Tuesday, November 17, 2009

Dusk in Luang Prabang

Luang Prabang is a bijou city of golden temples, terracotta rooves, chic cafes and winsome French colonial architecture. Dusk is a good time to wander as the pink sun sinks slowly into the Mekong River. At Wat Xieng Thong, the most exquisitely decorated of the city’s temples, monks chant while seated on the floor as the last of the visitors eye the vibrant mosaics. Children use the low-slung iron fence around a relic chamber as a goal post in an impromptu game of footie, meanwhile, up the road, a wat courtyard has been converted into a badminton court and the shuttlecock flies back and forth in front of the gilded eaves of the wat; it’s a mesmerising sight. As the light fades, the back streets are lit by the latest manmade craze. Fancy, bendy, chrome-and-colour skateboards sport wheels that illuminate on the move and all over town pre-teen boys show off their balancing act while trying to avoid tourists, dogs and motorbikes. Looking down on them are visitors who have crowded onto their guesthouse balconies or inched slowly into a chair for a Beer Lao at the many riverside cafes.

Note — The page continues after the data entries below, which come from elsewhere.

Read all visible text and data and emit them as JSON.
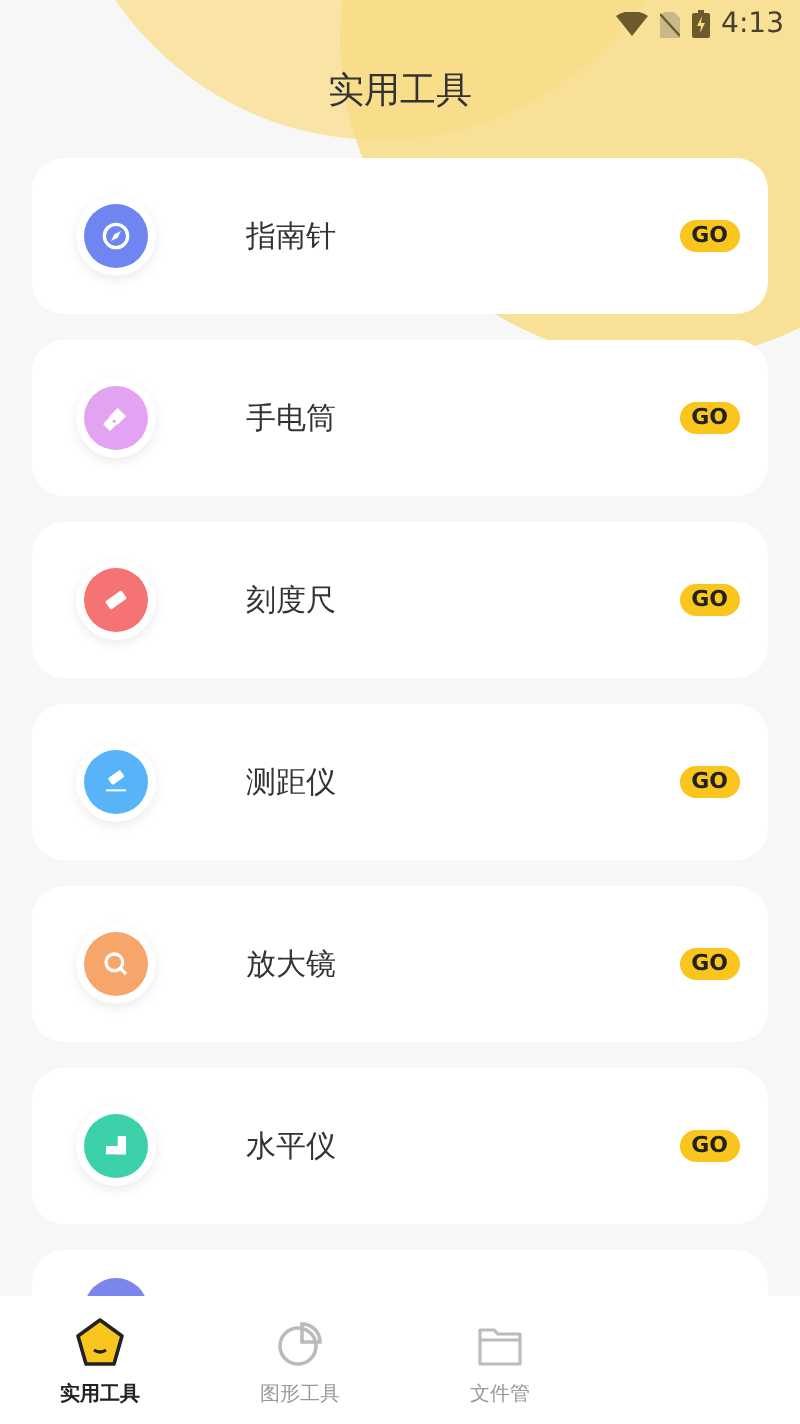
{
  "status_bar": {
    "time": "4:13"
  },
  "title": "实用工具",
  "tools": [
    {
      "name": "指南针",
      "kind": "compass",
      "color": "#6f86f2",
      "action": "GO"
    },
    {
      "name": "手电筒",
      "kind": "flashlight",
      "color": "#e3a3f3",
      "action": "GO"
    },
    {
      "name": "刻度尺",
      "kind": "ruler",
      "color": "#f57373",
      "action": "GO"
    },
    {
      "name": "测距仪",
      "kind": "rangefinder",
      "color": "#58b4f8",
      "action": "GO"
    },
    {
      "name": "放大镜",
      "kind": "magnifier",
      "color": "#f6a56b",
      "action": "GO"
    },
    {
      "name": "水平仪",
      "kind": "level",
      "color": "#3dd1ab",
      "action": "GO"
    }
  ],
  "more_card": {
    "color": "#7b86ec"
  },
  "tabs": [
    {
      "label": "实用工具",
      "kind": "home",
      "selected": true
    },
    {
      "label": "图形工具",
      "kind": "chart",
      "selected": false
    },
    {
      "label": "文件管",
      "kind": "folder",
      "selected": false
    }
  ]
}
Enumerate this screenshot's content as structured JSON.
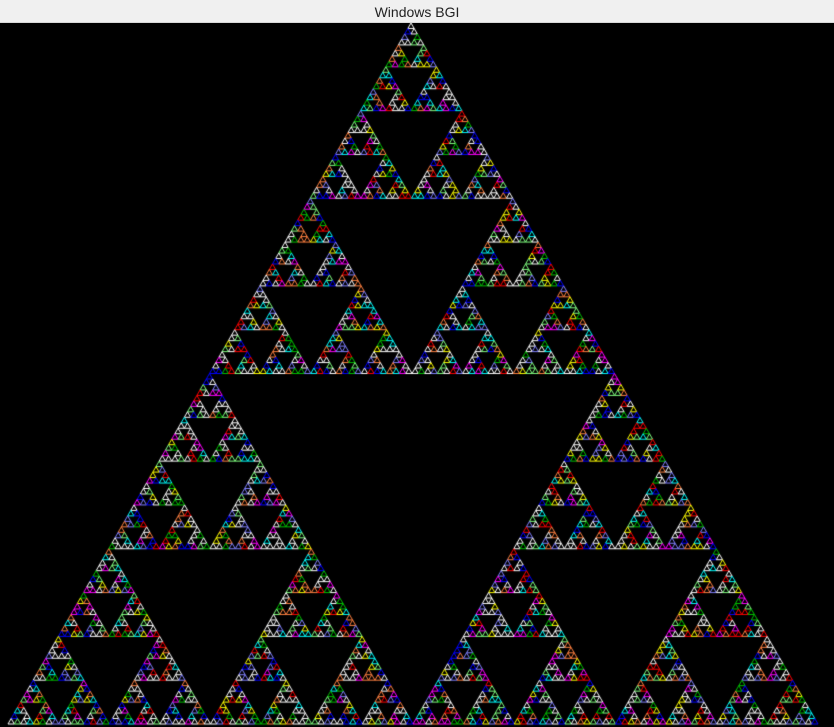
{
  "window": {
    "title": "Windows BGI"
  },
  "canvas": {
    "background_color": "#000000",
    "content": "sierpinski-triangle-fractal",
    "palette": [
      "#ffffff",
      "#ff0000",
      "#00c000",
      "#0000ff",
      "#ffff00",
      "#00ffff",
      "#ff00ff",
      "#ffffff",
      "#ffffff",
      "#ff8040",
      "#80ff80",
      "#8080ff"
    ]
  }
}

In the back streets, old Lao women sit under door frames peeling vegetables for dinner. In other homes, small cauldrons are already burning outside homes as young mothers scoop up playing toddlers. At the tip of the peninsula, the silence is broken as tuk-tuk drivers screech around the bend at a three-wheel angle ruffling the bougainvillea as they conquer their racetrack urges.